Under Modi, India has experienced a surge in Hindu nationalism, with deadly consequences for the country’s religious minorities. That nationalism has translated into political success for Modi — he won reelection in 2019 by a landslide on an overtly “Hindu-first” platform, as the AP described at the time. But his government’s response to the Covid-19 crisis — first shutting down much of India’s economy, then downplaying widespread suffering as crematoriums and hospitals overflowed during the nation’s deadly second wave — have weakened his standing nationally.

That weakness was underscored earlier this year in the Indian state of West Bengal, where Modi’s BJP lost decisively in local elections that saw Covid-19 become a major issue, and worries about the farm laws becoming an additional political vulnerability may have driven Modi’s decision to back down now.

“The repeal, which if enacted will partially reframe his damaging economic policy, comes in the face of the forthcoming Uttar Pradesh elections of 2022,” Chatterji told Vox over email. “Winning [Uttar Pradesh] is hyper critical for the Hindu nationalist BJP to continue their experiment in absolute nationalism in India.”

Protesters in both Uttar Pradesh and Punjab have already shown forceful opposition to BJP policy and an ability to organize a credible offense against them — and some experts say Modi’s decision to change course now may not be enough to repair the damage already done.

“The government is likely to spin this as the PM listening to the people, but after a year of hard protest, acrimony and violence, it’s going to be difficult to make that notion adhere,” Gilles Verniers, a political science professor at Ashoka University in India, told the AP this week.

Despite his missteps, however, Modi appears likely to remain in office for the time being. “While this presents an opening for the political opposition, it remains to be seen if the flailing Congress Party and its allies can galvanize a comeback,” Chatterji said.

The success of the farm law protests could mark a shift, though: Given the large proportion of India’s nearly 1.4 billion people who are engaged in the agriculture industry, the movement certainly had the numbers to mount a serious challenge, and Happy, the farmers’ union spokesperson, says the protesters have built a sustained movement to meet the demands of the agricultural sector.
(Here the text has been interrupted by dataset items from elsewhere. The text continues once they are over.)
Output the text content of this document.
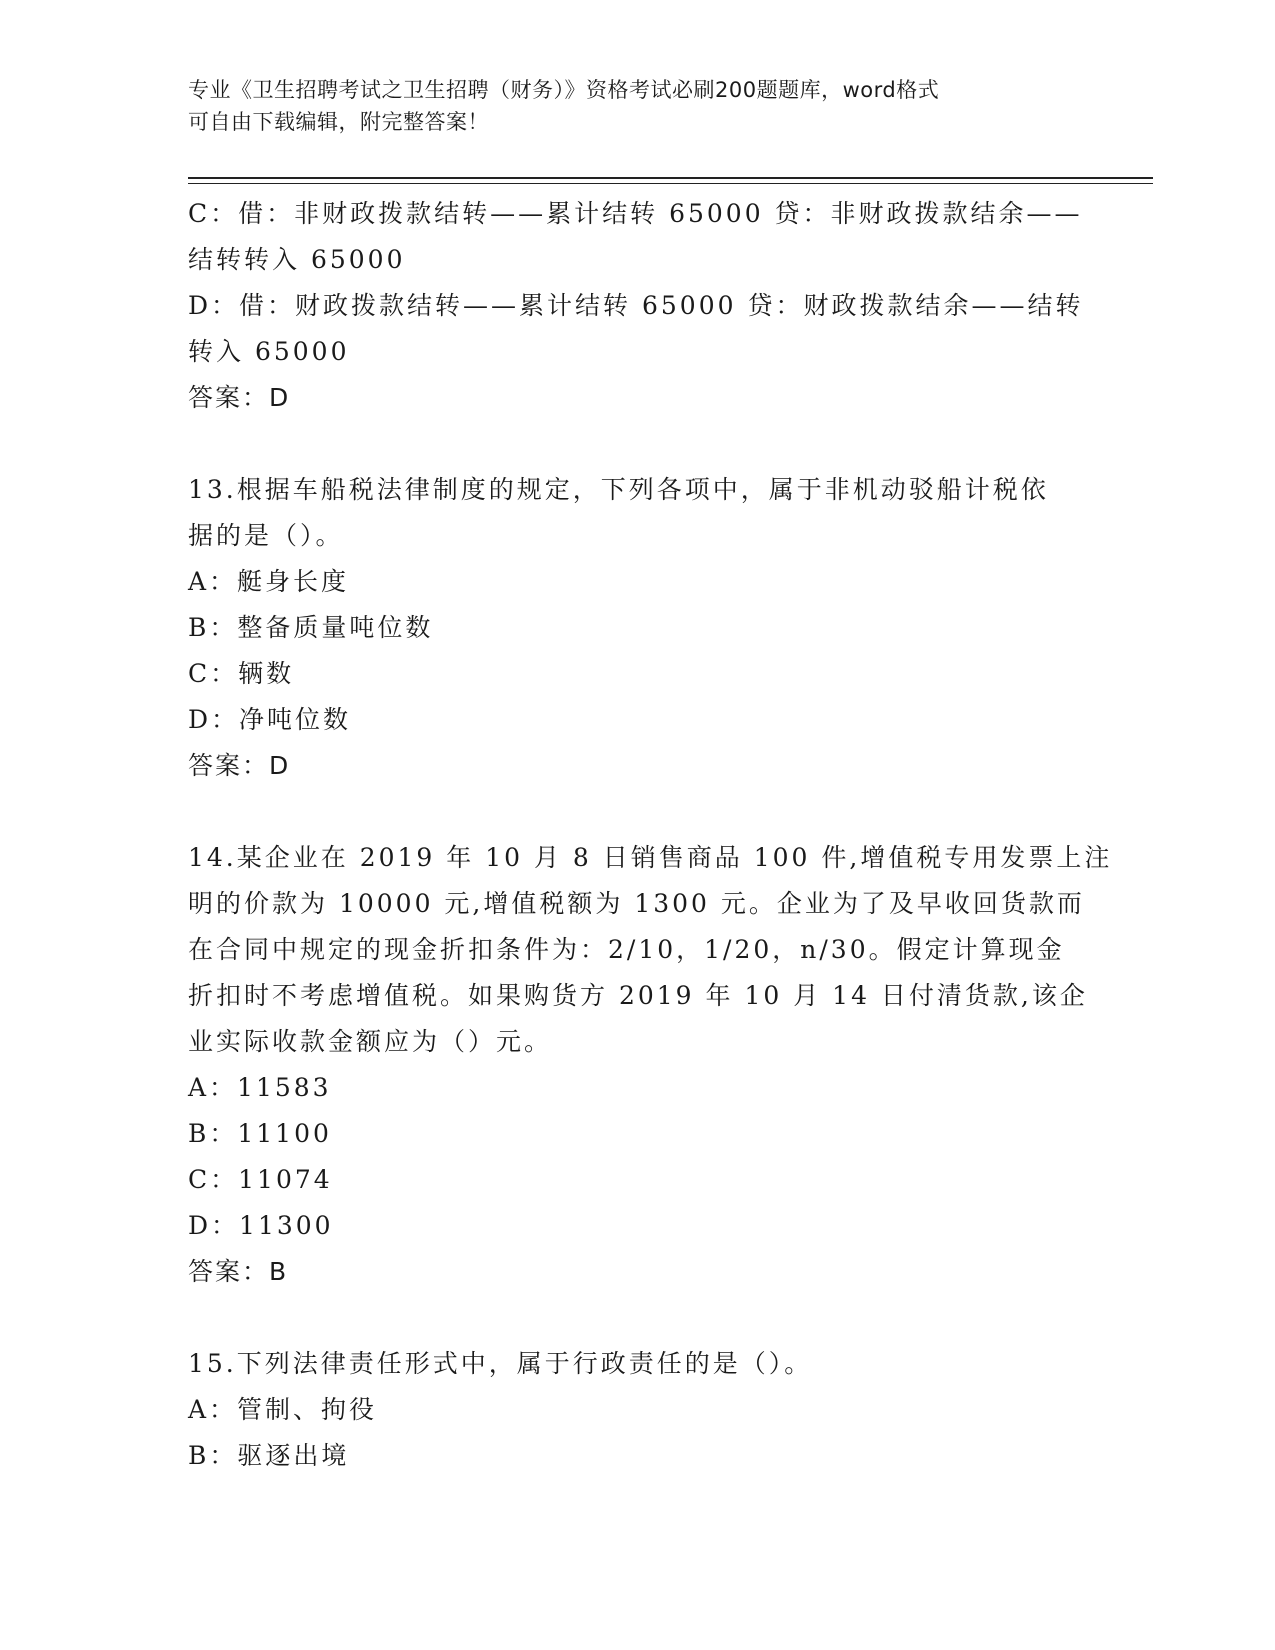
专业《卫生招聘考试之卫生招聘（财务）》资格考试必刷200题题库，word格式
可自由下载编辑，附完整答案！
C：借：非财政拨款结转——累计结转 65000 贷：非财政拨款结余——
结转转入 65000
D：借：财政拨款结转——累计结转 65000 贷：财政拨款结余——结转
转入 65000
答案：D
13.根据车船税法律制度的规定，下列各项中，属于非机动驳船计税依
据的是（）。
A：艇身长度
B：整备质量吨位数
C：辆数
D：净吨位数
答案：D
14.某企业在 2019 年 10 月 8 日销售商品 100 件,增值税专用发票上注
明的价款为 10000 元,增值税额为 1300 元。企业为了及早收回货款而
在合同中规定的现金折扣条件为：2/10，1/20，n/30。假定计算现金
折扣时不考虑增值税。如果购货方 2019 年 10 月 14 日付清货款,该企
业实际收款金额应为（）元。
A：11583
B：11100
C：11074
D：11300
答案：B
15.下列法律责任形式中，属于行政责任的是（）。
A：管制、拘役
B：驱逐出境
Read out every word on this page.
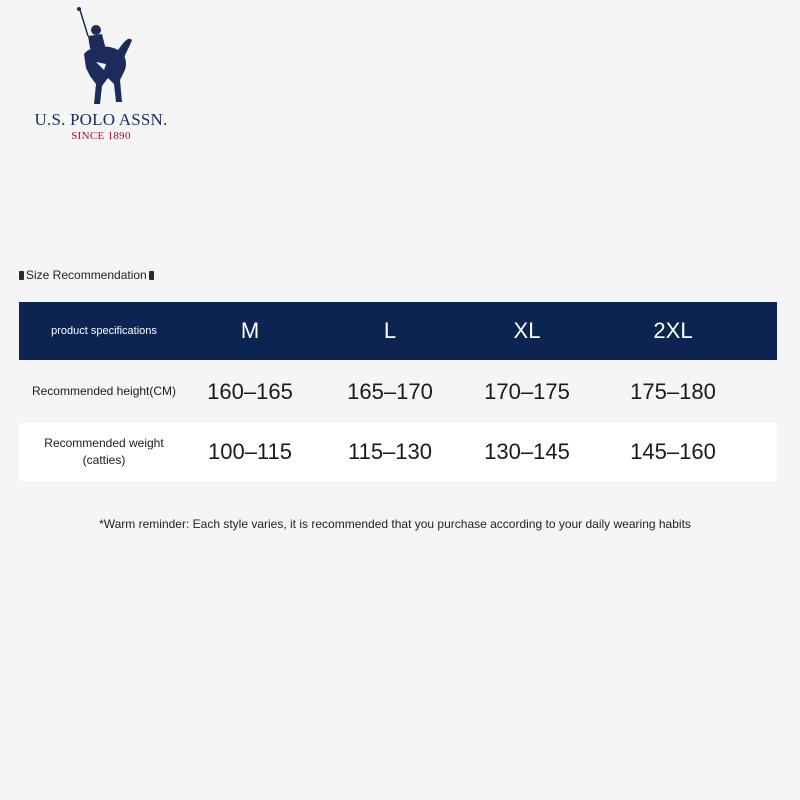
U.S. POLO ASSN.
SINCE 1890
Size Recommendation
product specifications	M	L	XL	2XL
Recommended height(CM)	160–165	165–170	170–175	175–180
Recommended weight
(catties)	100–115	115–130	130–145	145–160
*Warm reminder: Each style varies, it is recommended that you purchase according to your daily wearing habits
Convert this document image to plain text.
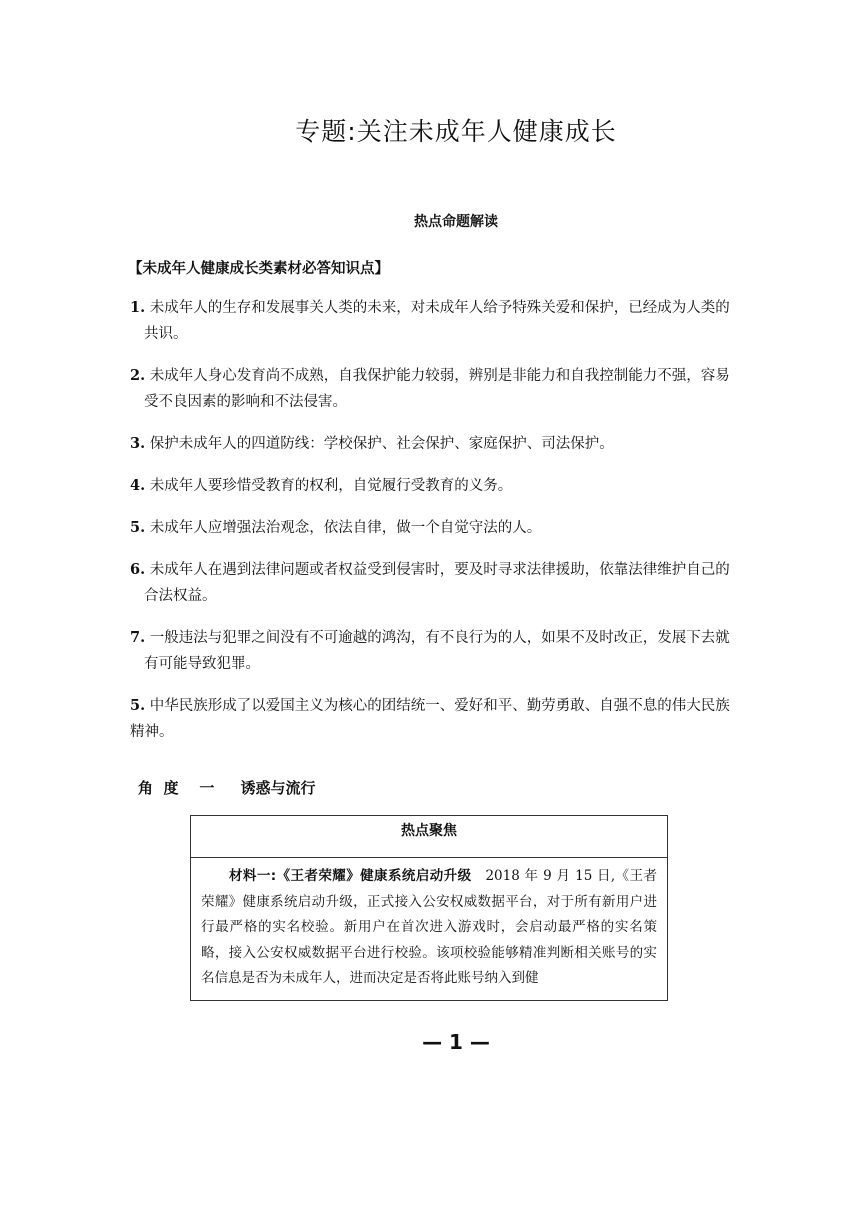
专题:关注未成年人健康成长
热点命题解读
【未成年人健康成长类素材必答知识点】
1. 未成年人的生存和发展事关人类的未来，对未成年人给予特殊关爱和保护，已经成为人类的共识。
2. 未成年人身心发育尚不成熟，自我保护能力较弱，辨别是非能力和自我控制能力不强，容易受不良因素的影响和不法侵害。
3. 保护未成年人的四道防线：学校保护、社会保护、家庭保护、司法保护。
4. 未成年人要珍惜受教育的权利，自觉履行受教育的义务。
5. 未成年人应增强法治观念，依法自律，做一个自觉守法的人。
6. 未成年人在遇到法律问题或者权益受到侵害时，要及时寻求法律援助，依靠法律维护自己的合法权益。
7. 一般违法与犯罪之间没有不可逾越的鸿沟，有不良行为的人，如果不及时改正，发展下去就有可能导致犯罪。
5. 中华民族形成了以爱国主义为核心的团结统一、爱好和平、勤劳勇敢、自强不息的伟大民族精神。
角  度    一     诱惑与流行
热点聚焦
材料一:《王者荣耀》健康系统启动升级　2018 年 9 月 15 日,《王者荣耀》健康系统启动升级，正式接入公安权威数据平台，对于所有新用户进行最严格的实名校验。新用户在首次进入游戏时，会启动最严格的实名策略，接入公安权威数据平台进行校验。该项校验能够精准判断相关账号的实名信息是否为未成年人，进而决定是否将此账号纳入到健
— 1 —
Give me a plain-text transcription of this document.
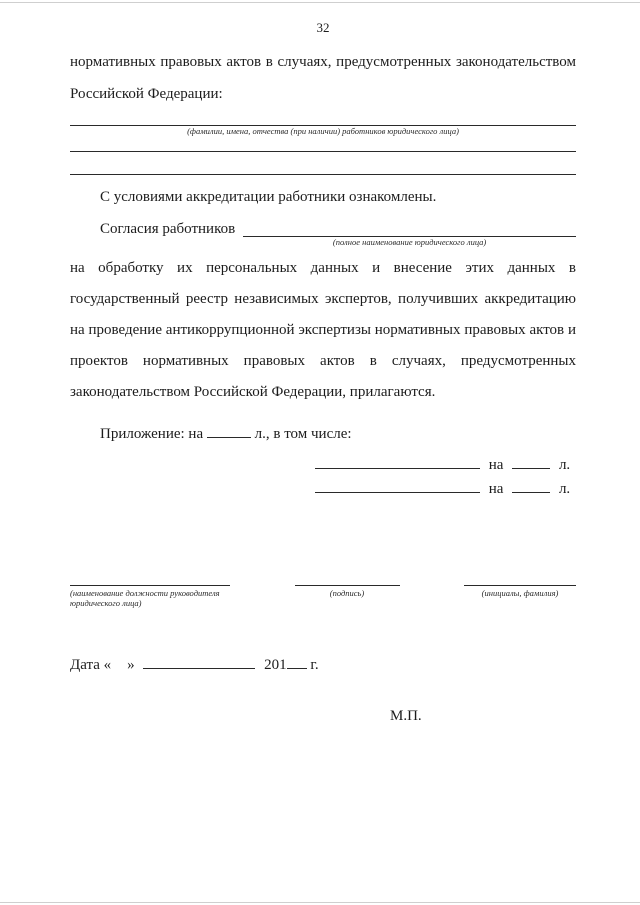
32

нормативных правовых актов в случаях, предусмотренных законодательством Российской Федерации:

(фамилии, имена, отчества (при наличии) работников юридического лица)

С условиями аккредитации работники ознакомлены.

Согласия работников
(полное наименование юридического лица)

на обработку их персональных данных и внесение этих данных в государственный реестр независимых экспертов, получивших аккредитацию на проведение антикоррупционной экспертизы нормативных правовых актов и проектов нормативных правовых актов в случаях, предусмотренных законодательством Российской Федерации, прилагаются.

Приложение: на	л., в том числе:
на	л.
на	л.
(наименование должности руководителя юридического лица)
(подпись)	(инициалы, фамилия)
Дата « »	201 г.
М.П.
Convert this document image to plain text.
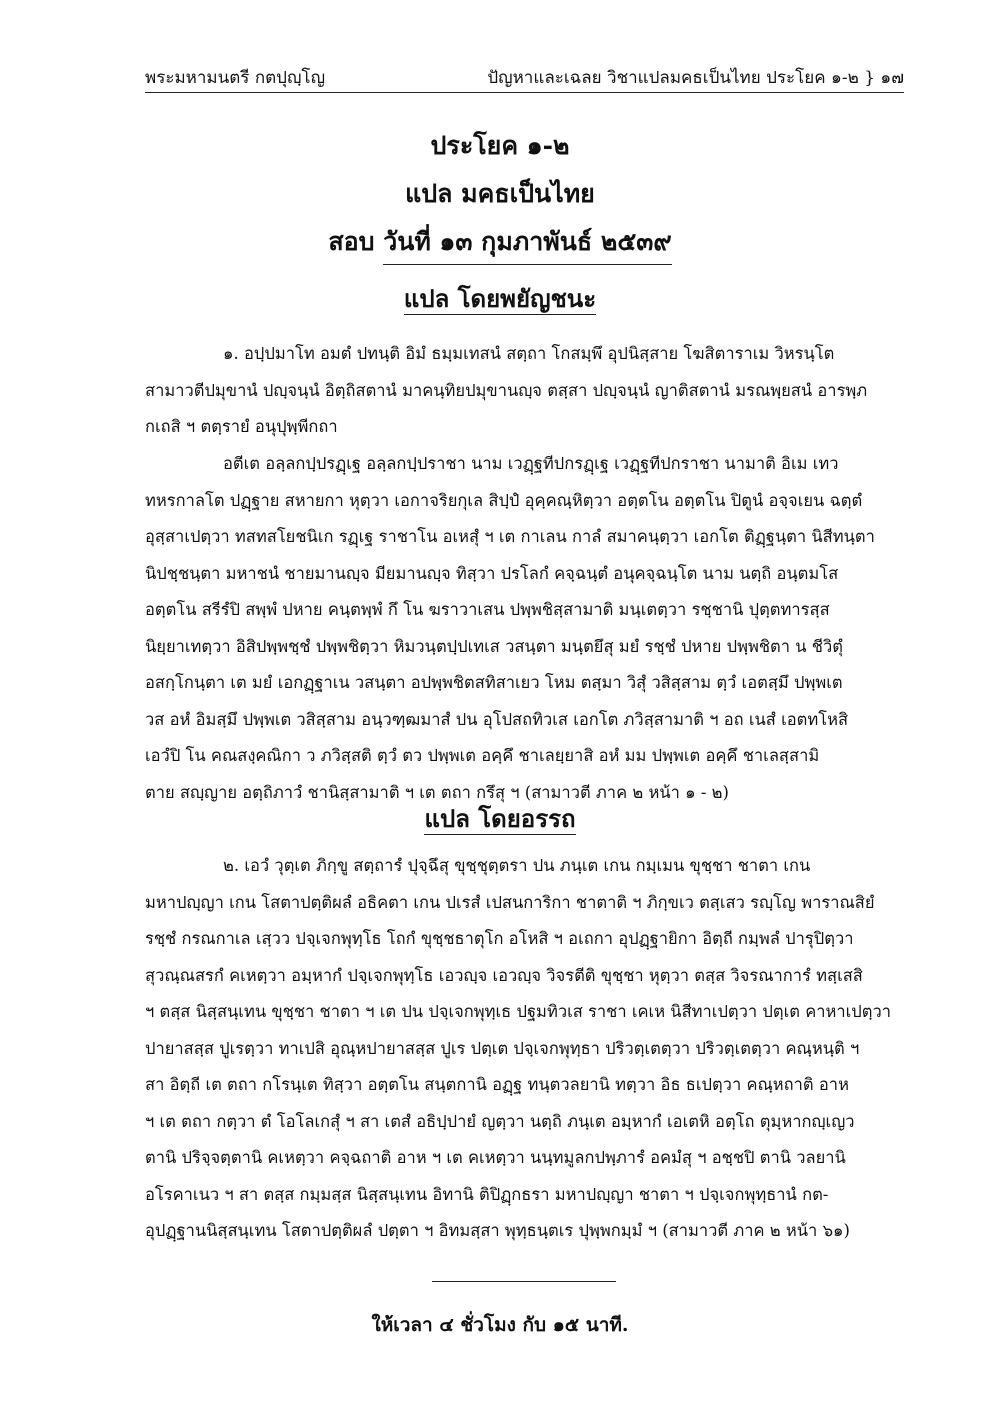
พระมหามนตรี กตปุญฺโญ	ปัญหาและเฉลย วิชาแปลมคธเป็นไทย ประโยค ๑-๒ } ๑๗
ประโยค ๑-๒
แปล มคธเป็นไทย
สอบ วันที่ ๑๓ กุมภาพันธ์ ๒๕๓๙
แปล โดยพยัญชนะ
๑. อปฺปมาโท อมตํ ปทนฺติ อิมํ ธมฺมเทสนํ สตฺถา โกสมฺพึ อุปนิสฺสาย โฆสิตาราเม วิหรนฺโต
สามาวตีปมุขานํ ปญฺจนฺนํ อิตฺถิสตานํ มาคนฺทิยปมุขานญฺจ ตสฺสา ปญฺจนฺนํ ญาติสตานํ มรณพฺยสนํ อารพฺภ
กเถสิ ฯ ตตฺรายํ อนุปุพฺพีกถา
อตีเต อลฺลกปฺปรฏฺเฐ อลฺลกปฺปราชา นาม เวฏฺฐทีปกรฏฺเฐ เวฏฺฐทีปกราชา นามาติ อิเม เทว
ทหรกาลโต ปฏฺฐาย สหายกา หุตฺวา เอกาจริยกุเล สิปฺปํ อุคฺคณฺหิตฺวา อตฺตโน อตฺตโน ปิตูนํ อจฺจเยน ฉตฺตํ
อุสฺสาเปตฺวา ทสทสโยชนิเก รฏฺเฐ ราชาโน อเหสุํ ฯ เต กาเลน กาลํ สมาคนฺตฺวา เอกโต ติฏฺฐนฺตา นิสีทนฺตา
นิปชฺชนฺตา มหาชนํ ชายมานญฺจ มียมานญฺจ ทิสฺวา ปรโลกํ คจฺฉนฺตํ อนุคจฺฉนฺโต นาม นตฺถิ อนฺตมโส
อตฺตโน สรีรํปิ สพฺพํ ปหาย คนฺตพฺพํ กึ โน ฆราวาเสน ปพฺพชิสฺสามาติ มนฺเตตฺวา รชฺชานิ ปุตฺตทารสฺส
นิยฺยาเทตฺวา อิสิปพฺพชฺชํ ปพฺพชิตฺวา หิมวนฺตปฺปเทเส วสนฺตา มนฺตยึสุ มยํ รชฺชํ ปหาย ปพฺพชิตา น ชีวิตุํ
อสกฺโกนฺตา เต มยํ เอกฏฺฐาเน วสนฺตา อปพฺพชิตสทิสาเยว โหม ตสฺมา วิสุํ วสิสฺสาม ตฺวํ เอตสฺมึ ปพฺพเต
วส อหํ อิมสฺมึ ปพฺพเต วสิสฺสาม อนฺวฑฺฒมาสํ ปน อุโปสถทิวเส เอกโต ภวิสฺสามาติ ฯ อถ เนสํ เอตทโหสิ
เอวํปิ โน คณสงฺคณิกา ว ภวิสฺสติ ตฺวํ ตว ปพฺพเต อคฺคึ ชาเลยฺยาสิ อหํ มม ปพฺพเต อคฺคึ ชาเลสฺสามิ
ตาย สญฺญาย อตฺถิภาวํ ชานิสฺสามาติ ฯ เต ตถา กรึสุ ฯ (สามาวตี ภาค ๒ หน้า ๑ - ๒)
แปล โดยอรรถ
๒. เอวํ วุตฺเต ภิกฺขู สตฺถารํ ปุจฺฉึสุ ขุชฺชุตฺตรา ปน ภนฺเต เกน กมฺเมน ขุชฺชา ชาตา เกน
มหาปญฺญา เกน โสตาปตฺติผลํ อธิคตา เกน ปเรสํ เปสนการิกา ชาตาติ ฯ ภิกฺขเว ตสฺเสว รญฺโญ พาราณสิยํ
รชฺชํ กรณกาเล เสฺวว ปจฺเจกพุทฺโธ โถกํ ขุชฺชธาตุโก อโหสิ ฯ อเถกา อุปฏฺฐายิกา อิตฺถี กมฺพลํ ปารุปิตฺวา
สุวณฺณสรกํ คเหตฺวา อมฺหากํ ปจฺเจกพุทฺโธ เอวญฺจ เอวญฺจ วิจรตีติ ขุชฺชา หุตฺวา ตสฺส วิจรณาการํ ทสฺเสสิ
ฯ ตสฺส นิสฺสนฺเทน ขุชฺชา ชาตา ฯ เต ปน ปจฺเจกพุทฺเธ ปฐมทิวเส ราชา เคเห นิสีทาเปตฺวา ปตฺเต คาหาเปตฺวา
ปายาสสฺส ปูเรตฺวา ทาเปสิ อุณฺหปายาสสฺส ปูเร ปตฺเต ปจฺเจกพุทฺธา ปริวตฺเตตฺวา ปริวตฺเตตฺวา คณฺหนฺติ ฯ
สา อิตฺถี เต ตถา กโรนฺเต ทิสฺวา อตฺตโน สนฺตกานิ อฏฺฐ ทนฺตวลยานิ ทตฺวา อิธ ธเปตฺวา คณฺหถาติ อาห
ฯ เต ตถา กตฺวา ตํ โอโลเกสุํ ฯ สา เตสํ อธิปฺปายํ ญตฺวา นตฺถิ ภนฺเต อมฺหากํ เอเตหิ อตฺโถ ตุมฺหากญฺเญว
ตานิ ปริจฺจตฺตานิ คเหตฺวา คจฺฉถาติ อาห ฯ เต คเหตฺวา นนฺทมูลกปพฺภารํ อคมํสุ ฯ อชฺชปิ ตานิ วลยานิ
อโรคาเนว ฯ สา ตสฺส กมฺมสฺส นิสฺสนฺเทน อิทานิ ติปิฏฺกธรา มหาปญฺญา ชาตา ฯ ปจฺเจกพุทฺธานํ กต-
อุปฏฺฐานนิสฺสนฺเทน โสตาปตฺติผลํ ปตฺตา ฯ อิทมสฺสา พุทฺธนฺตเร ปุพฺพกมฺมํ ฯ (สามาวตี ภาค ๒ หน้า ๖๑)
ให้เวลา ๔ ชั่วโมง กับ ๑๕ นาที.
“Indian agriculture sector and farmers and farm laborers are going through a deep crisis,” Happy said. “So our priority is to work intensively for farmers and farm laborers cause.”

The protest “was not just about [repealing] the laws, we had other demands as well,” he told Vox, including legislation to enshrine a minimum support price for agricultural goods. “Those demands are still pending.”

Currently, India’s parliament is set to convene later this month, at which point Modi said Friday that legislators “will begin the procedure” of repealing the laws.

In his Friday speech announcing the end of the new farm laws, Modi also told the protesters that they could go home and urged them to “start afresh”; as Happy told Vox, however, that’s not happening any time soon.

“We had a meeting of core committee today and have prepared some resolutions,” Happy said, and another meeting of the General Body of the United Farmers Front on the group’s next steps is scheduled for Sunday — all while protesters remain on the outskirts of Delhi, intending to agitate until the laws are repealed and the rest of their demands are met.

“We will keep fighting until then,” Happy told Vox.